I think now of a place that is never empty in winter: a gargantuan hall of heat. It is also a place that is never empty in summer, or fall and autumn for that matter. It is the pachinko hall. Pachinko is the most popular form of gambling in Japan. No matter the time of year, the inside will never change from the stimulation overload it provides. The people of often inhabit such places, know the same life, no matter the season, no matter the location.
 
I have a deep fascination for winter and crappy weather, but I wonder if it's all just an image fix. As a modern, my physical dealings with the elements are increasingly limited. Would a screen saver suffice?
 
I turn one one machine to fix it all. It gives me heat, it gives me cold. I turn on one machine to find it all, videos, music, my friends, the news. I have a drink to get up, and one to get down. At this great control panel of modernity, our Great Choice may be just a Great Farce. We want to be up all the time, so when we make choices, it's to maintain that higher location, and change does not occur.

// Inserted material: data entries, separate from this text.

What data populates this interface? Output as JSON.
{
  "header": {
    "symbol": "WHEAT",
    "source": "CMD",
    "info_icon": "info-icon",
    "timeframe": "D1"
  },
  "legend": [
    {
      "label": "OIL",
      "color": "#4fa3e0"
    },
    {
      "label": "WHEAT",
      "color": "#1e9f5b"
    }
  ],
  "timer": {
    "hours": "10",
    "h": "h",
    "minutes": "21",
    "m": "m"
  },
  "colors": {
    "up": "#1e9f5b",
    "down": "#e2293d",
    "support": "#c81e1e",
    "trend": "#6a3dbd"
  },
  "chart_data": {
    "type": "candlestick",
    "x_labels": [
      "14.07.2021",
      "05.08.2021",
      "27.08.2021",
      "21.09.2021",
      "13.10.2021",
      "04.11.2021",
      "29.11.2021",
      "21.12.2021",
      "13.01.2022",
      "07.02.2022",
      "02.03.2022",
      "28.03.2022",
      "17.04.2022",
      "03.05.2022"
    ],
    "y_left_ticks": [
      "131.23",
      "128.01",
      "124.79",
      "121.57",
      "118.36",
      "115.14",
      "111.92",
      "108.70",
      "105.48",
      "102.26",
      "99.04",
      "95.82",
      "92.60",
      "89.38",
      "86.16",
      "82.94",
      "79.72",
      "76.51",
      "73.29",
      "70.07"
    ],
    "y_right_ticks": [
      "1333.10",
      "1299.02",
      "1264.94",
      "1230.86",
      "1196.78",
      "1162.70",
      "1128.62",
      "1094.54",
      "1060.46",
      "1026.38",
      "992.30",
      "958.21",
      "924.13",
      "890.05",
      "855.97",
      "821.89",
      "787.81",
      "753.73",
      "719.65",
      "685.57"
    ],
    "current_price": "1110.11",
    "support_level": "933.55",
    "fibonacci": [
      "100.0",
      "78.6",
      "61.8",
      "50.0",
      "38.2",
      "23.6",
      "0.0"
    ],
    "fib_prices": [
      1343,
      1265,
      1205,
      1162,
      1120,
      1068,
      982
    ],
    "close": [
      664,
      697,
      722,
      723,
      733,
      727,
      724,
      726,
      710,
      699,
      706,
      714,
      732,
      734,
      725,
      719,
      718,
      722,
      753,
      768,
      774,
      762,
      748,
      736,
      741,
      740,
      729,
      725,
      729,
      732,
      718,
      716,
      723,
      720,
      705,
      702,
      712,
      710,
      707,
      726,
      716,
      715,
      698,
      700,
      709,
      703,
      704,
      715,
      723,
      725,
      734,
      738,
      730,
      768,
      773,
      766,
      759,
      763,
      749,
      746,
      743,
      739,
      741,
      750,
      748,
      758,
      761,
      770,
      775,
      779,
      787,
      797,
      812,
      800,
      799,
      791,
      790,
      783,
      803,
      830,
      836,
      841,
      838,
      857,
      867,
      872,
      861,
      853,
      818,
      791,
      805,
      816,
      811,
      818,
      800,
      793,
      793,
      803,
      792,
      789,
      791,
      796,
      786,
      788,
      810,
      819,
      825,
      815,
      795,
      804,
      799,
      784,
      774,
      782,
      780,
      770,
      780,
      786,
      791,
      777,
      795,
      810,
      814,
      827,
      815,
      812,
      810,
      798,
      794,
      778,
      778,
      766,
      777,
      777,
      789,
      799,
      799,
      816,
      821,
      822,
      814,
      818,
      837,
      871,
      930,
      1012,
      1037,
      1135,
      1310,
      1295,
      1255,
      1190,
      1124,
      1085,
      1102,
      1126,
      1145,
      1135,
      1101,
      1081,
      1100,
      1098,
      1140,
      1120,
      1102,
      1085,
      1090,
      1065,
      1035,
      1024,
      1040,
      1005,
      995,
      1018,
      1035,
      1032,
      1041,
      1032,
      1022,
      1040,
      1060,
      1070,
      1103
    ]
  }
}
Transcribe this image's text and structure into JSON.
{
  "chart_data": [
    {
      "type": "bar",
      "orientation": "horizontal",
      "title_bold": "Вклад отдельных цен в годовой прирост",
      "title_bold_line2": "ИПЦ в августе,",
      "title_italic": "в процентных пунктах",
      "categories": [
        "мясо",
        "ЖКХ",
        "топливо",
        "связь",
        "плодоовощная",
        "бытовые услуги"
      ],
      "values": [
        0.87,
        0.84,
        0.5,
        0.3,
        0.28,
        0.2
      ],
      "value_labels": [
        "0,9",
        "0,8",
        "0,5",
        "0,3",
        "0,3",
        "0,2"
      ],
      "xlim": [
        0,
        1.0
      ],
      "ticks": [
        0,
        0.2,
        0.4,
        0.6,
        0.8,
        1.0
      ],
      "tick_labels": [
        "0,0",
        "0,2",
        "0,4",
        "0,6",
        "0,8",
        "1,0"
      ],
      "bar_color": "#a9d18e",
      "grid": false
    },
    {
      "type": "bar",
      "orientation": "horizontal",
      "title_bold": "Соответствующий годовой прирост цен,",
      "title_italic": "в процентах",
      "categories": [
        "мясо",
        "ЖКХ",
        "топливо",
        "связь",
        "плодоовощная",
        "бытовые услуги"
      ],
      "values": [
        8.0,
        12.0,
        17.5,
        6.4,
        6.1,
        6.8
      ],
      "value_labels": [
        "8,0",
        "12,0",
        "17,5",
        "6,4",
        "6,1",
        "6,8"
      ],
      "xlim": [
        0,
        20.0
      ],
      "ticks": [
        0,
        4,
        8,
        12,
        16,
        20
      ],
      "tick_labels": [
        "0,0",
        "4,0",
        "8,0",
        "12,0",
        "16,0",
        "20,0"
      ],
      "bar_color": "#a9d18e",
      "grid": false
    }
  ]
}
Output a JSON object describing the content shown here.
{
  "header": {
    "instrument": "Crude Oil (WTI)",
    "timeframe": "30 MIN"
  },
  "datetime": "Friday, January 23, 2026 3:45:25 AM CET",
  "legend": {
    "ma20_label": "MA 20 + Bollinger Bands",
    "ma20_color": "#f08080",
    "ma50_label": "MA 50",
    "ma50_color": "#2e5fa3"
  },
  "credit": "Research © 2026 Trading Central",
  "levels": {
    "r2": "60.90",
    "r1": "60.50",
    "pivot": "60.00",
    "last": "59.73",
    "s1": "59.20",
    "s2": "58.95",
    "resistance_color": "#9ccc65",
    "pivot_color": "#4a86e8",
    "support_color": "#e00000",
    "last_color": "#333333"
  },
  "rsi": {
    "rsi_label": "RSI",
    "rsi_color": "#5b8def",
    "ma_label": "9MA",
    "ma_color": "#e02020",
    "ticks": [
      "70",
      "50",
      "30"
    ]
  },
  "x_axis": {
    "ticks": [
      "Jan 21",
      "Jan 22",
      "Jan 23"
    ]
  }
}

Only when going down can we feel something, and scrambling we hurry to find a way to get back up, usually through a means of cash, which we earn from our "sweat"? Our "hard earned pay"? Is that what most people encounter at their work? Winter is a kind of down to many states of humanity, but our control over the beast is more able every year.
 
I think of my kyudo sensei. He goes to the dojo and pulls a bow every single day of the week. Every day he goes through the weather to arrive at the dojo, which is a half open compound: The place from which one shoots is under cover, but the face is open to a field the arrows fly over to a covered target area. If it's cold, he's cold. If it's hot, he's hot. If the weather was erratic and was sunny for a bit, but poured rain for 10 minutes, he knew about it. If he is feeling crappy, he will probably shoot crappy. If he's happy, the bow will tell him. He is a man who knows pretty clearly what is going on every single day of his life. If he doesn't know, at least he's out there trying, in a world with such varied circumstances that at least one source is bound to tell him.
 
I wonder how many days of my life have been a haze, cursed to some inside of myself where I don't really do much at all.
 
I wonder how many winter nights I've been able to go inside of myself and uncover mysteries I think I would never find under a warm starry night in a hamoc.
 
How much are we products of our environment?
 
Very much I would say, and yet there is something that lives, untouched by the outside world. Something that we see only in a dark place where snow and rain cannot fall, where sun cannot light.

Thank you again for reading a post that may seem to have nothing to do with budo, living in Japan, or anything in particular at all.